Description
Pandas version checks
-
I have checked that this issue has not already been reported.
-
I have confirmed this bug exists on the latest version of pandas.
-
I have confirmed this bug exists on the main branch of pandas.
Reproducible Example
see descriptions (two programs required)
Issue Description
Pandas 2.0 cannot read Pandas 1.5 pickle files when compression is used.
According to the documentation of read_pickle:
read_pickle is only guaranteed to be backwards compatible to pandas 0.20.3 provided the object was serialized with to_pickle.
From that, I understand it is supposed to be compatible from 1.5.3 -> 2.0.3 but the compatibility breaks when using a zstandard compressed pickle file.
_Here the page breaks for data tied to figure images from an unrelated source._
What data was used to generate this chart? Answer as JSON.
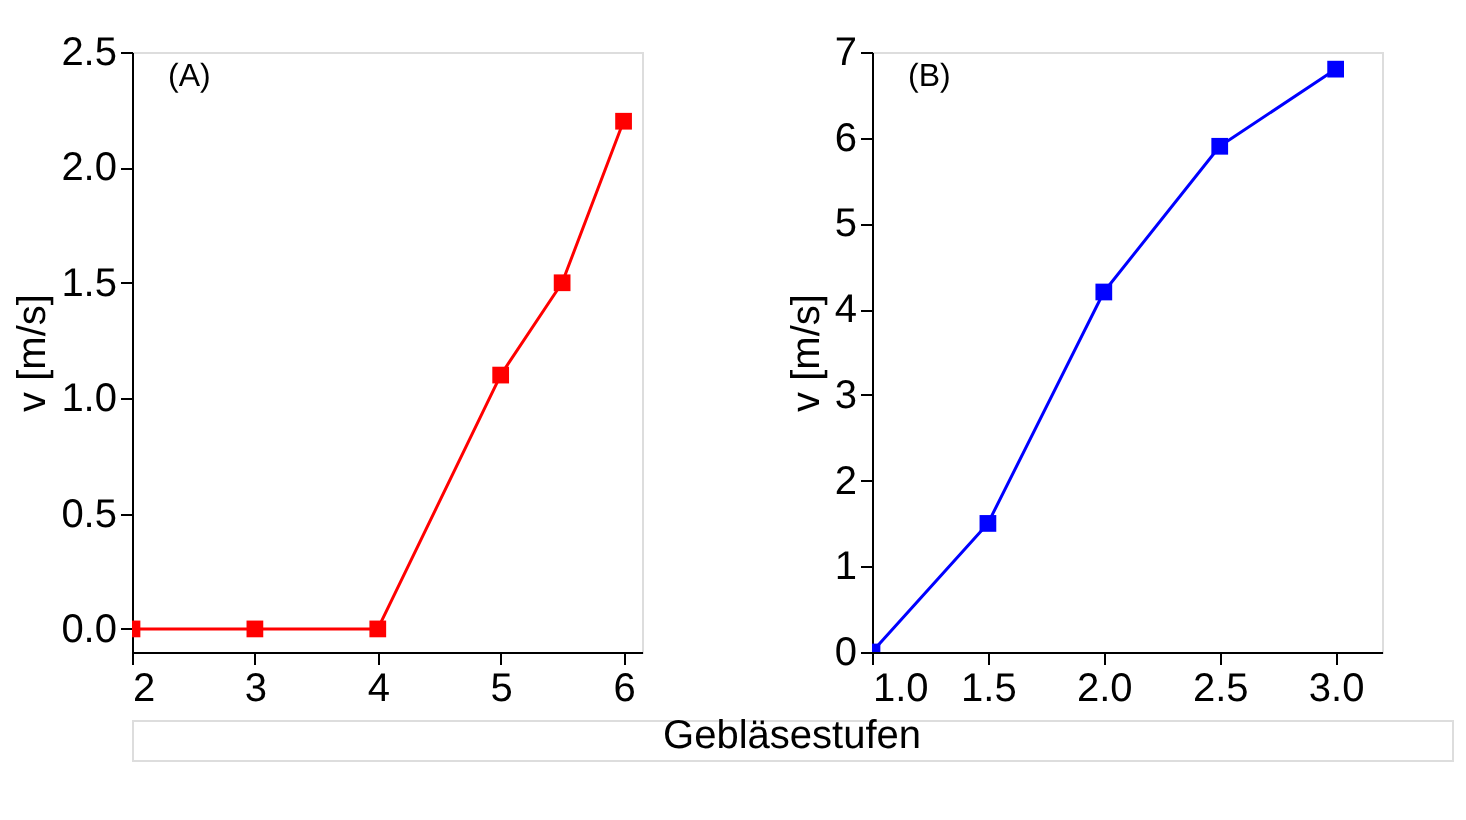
{
  "chart_data": [
    {
      "type": "line",
      "x": [
        2,
        3,
        4,
        5,
        5.5,
        6
      ],
      "series": [
        {
          "color": "#ff0000",
          "values": [
            0,
            0,
            0,
            1.1,
            1.5,
            2.2
          ]
        }
      ],
      "xlim": [
        2,
        6.15
      ],
      "ylim": [
        -0.1,
        2.5
      ],
      "xticks": [
        2,
        3,
        4,
        5,
        6
      ],
      "yticks": [
        {
          "value": 0,
          "label": "0.0"
        },
        {
          "value": 0.5,
          "label": "0.5"
        },
        {
          "value": 1,
          "label": "1.0"
        },
        {
          "value": 1.5,
          "label": "1.5"
        },
        {
          "value": 2,
          "label": "2.0"
        },
        {
          "value": 2.5,
          "label": "2.5"
        }
      ],
      "ylabel": "v [m/s]",
      "xlabel": "Gebläsestufen",
      "annotations": [
        "(A)"
      ],
      "marker": "square",
      "line_style": "solid",
      "grid": false
    },
    {
      "type": "line",
      "x": [
        1,
        1.5,
        2,
        2.5,
        3
      ],
      "series": [
        {
          "color": "#0000ff",
          "values": [
            0,
            1.5,
            4.2,
            5.9,
            6.8
          ]
        }
      ],
      "xlim": [
        1,
        3.2
      ],
      "ylim": [
        0,
        7
      ],
      "xticks": [
        {
          "value": 1,
          "label": "1.0"
        },
        {
          "value": 1.5,
          "label": "1.5"
        },
        {
          "value": 2,
          "label": "2.0"
        },
        {
          "value": 2.5,
          "label": "2.5"
        },
        {
          "value": 3,
          "label": "3.0"
        }
      ],
      "yticks": [
        0,
        1,
        2,
        3,
        4,
        5,
        6,
        7
      ],
      "ylabel": "v [m/s]",
      "annotations": [
        "(B)"
      ],
      "marker": "square",
      "line_style": "solid",
      "grid": false
    }
  ]
}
To reproduce, you need two programs in different venvs.
- venv with
pip install pandas==1.5.3 zstandard
- use this to write the pickle files
import pandas as pd
df = pd.DataFrame(
data={"i": 1, "d": pd.Timestamp("2000-01-01")}, index=pd.Index([10, 12])
)
df.to_pickle("bug.pkl.zst")
df.to_pickle("ok.pkl")
- venv with
pip install pandas==2.0.3 zstandard
import pandas as pd
df1 = pd.read_pickle("ok.pkl")
df2 = pd.read_pickle("bug.pkl.zst") # <-- exception here
pd.testing.assert_frame_equal(df1, df2)
The marked line causes an exception: OSError: cannot seek zstd decompression stream backwards
(happens when handling ModuleNotFoundError: No module named 'pandas.core.indexes.numeric'
)
The problem is that pandas goes into compatibility mode when encountering the "old" type from pandas 1.5.3 and tries to seek
the stream - but the stream isn't seekable (zstd streams can only be seeked forward, not backwards). I have been using zstandard since it was supported with 1.4.0 because it is such a good and fast compression method. Now my problem is that I can no longer read the files... The offending line is here: https://github.com/pandas-dev/pandas/blob/v2.0.3/pandas/compat/pickle_compat.py#L210
Also (probably a separate issue), I have noticed that loading an 1.5.3 pickle file is very very slow. I have a DF here (300000 rows × 30 columns but only 5 MB as .zst file and 70 MB as uncompressed pkl, so I consider it small) which loads in under 300ms when written&read with the identical pandas version, but when writing in 1.5.3, reading in 2.0.3 takes more than 4 seconds, more than 10x slower (too slow for me). That came as a very big surprise. I am not sure how to best transition from 1.5 to 2.0.
Expected Behavior
There should not be an exception.